Sous la plume de J.K. Stearns, les guerres congolaises s’incarnent. Les anecdotes sur Laurent-Désiré Kabila (il avait transféré les réserves de la Banque centrale dans ses propres toilettes) décrivent un dirigeant falstaffien qui ne troqua jamais le treillis de soldat contre le costume de chef d’État. Son fils, Joseph, lui est en tous points dissemblable – au point que sa filiation est périodiquement mise en doute. Passionné de jeux vidéo (l’ambassadeur de France l’avait affublé du sobriquet de « Nintendo ») et de voitures de course, timide jusqu’au mutisme, il a pourtant réussi, grâce à la communauté internationale, à restaurer une paix ardemment désirée par ses compatriotes.
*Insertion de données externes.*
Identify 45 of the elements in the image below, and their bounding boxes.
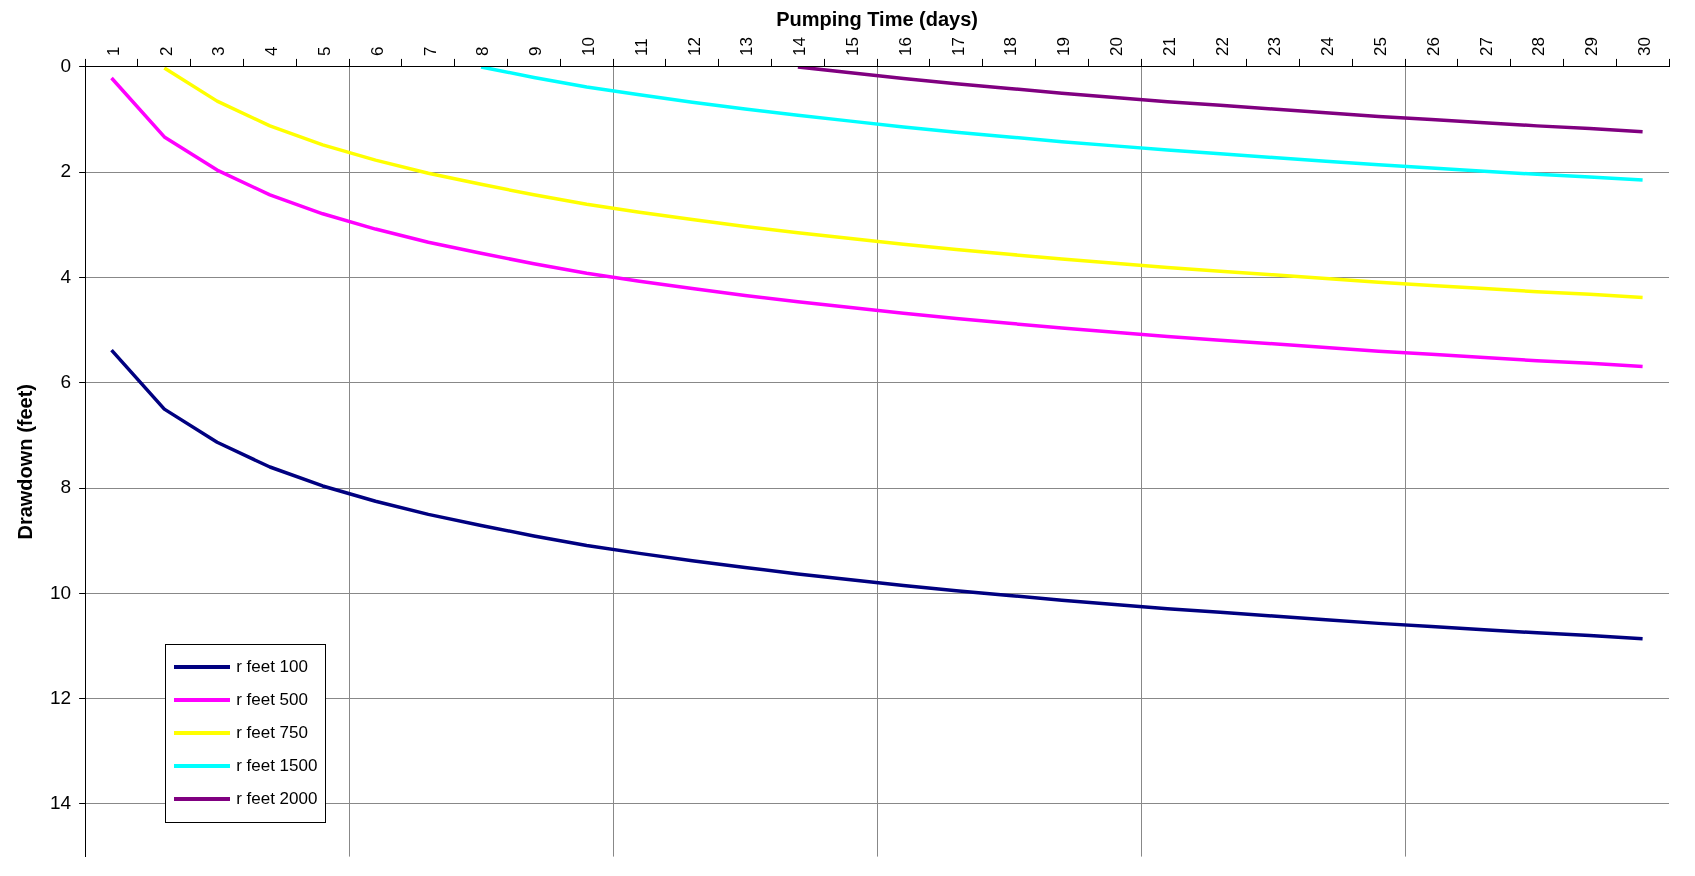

« Comme les pelures d’un oignon, la guerre du Congo se subdivise en plusieurs guerres ». Gérard Prunier nous les racontait avec son ébouriffante érudition, au risque de nous y perdre[2]. Le livre de J.K. Stearns n’est pas seulement une succession de vignettes sympathiques : il éclaire les ressorts et les rebondissements des deux guerres que connut successivement le Congo. La première débute en novembre 1996, quand les forces rwandaises arment la rébellion dirigée par Kabila, vident les camps de réfugiés hutus agglutinés à la frontière des Kivus et provoquent l’écroulement du régime honni du maréchal Mobutu huit mois plus tard. La seconde débute en août 1998, quand le nouveau chef d’État congolais se débarrasse de son trop encombrant parrain rwandais et ne doit qu’au soutien de ses alliés zimbabwéen et angolais de ne pas être renversé. En bon Américain, J.K. Stearns ne se satisfait pas du fatalisme qui entoure souvent les études congolaises depuis Au cœur des ténèbres de Joseph Conrad. Plutôt que d’accumuler les vignettes macabres, il veut trouver une « explication rationnelle à un conflit chaotique ». La carence de l’État, mise en avant par l’auteur, en est peut-être une. Les tueries aux Kivus renvoient à un stade préléviathanesque, où « l’homme est un loup pour l’homme » : elles évoquent plus la guerre de Trente Ans que la Seconde Guerre mondiale. Or, la création d’un État hobbesien prend du temps. Le Congo en construira-t- il un rapidement ? L’absence d’esprit civique chez les dirigeants congolais, plus préoccupés de leur survie à court terme que du bien-être de leurs administrés, augure mal de l’avenir.
Yves Gounin
1. Dans le nu de la vie : récits des marais rwandais, Paris, Seuil, 2000 ; Une Saison de machettes, Paris, Seuil, 2003 ; La Stratégie des antilopes, Paris, Seuil, 2007.
2. G. Prunier, Africa’s World War: Congo, the Rwandan Genocide, and the Making of a Continental Catastrophe, Oxford/New York, Oxford University Press, 2009 (voir notre recension de l’ouvrage dans Politique étrangère, vol. 75, n° 4, hiver 2010).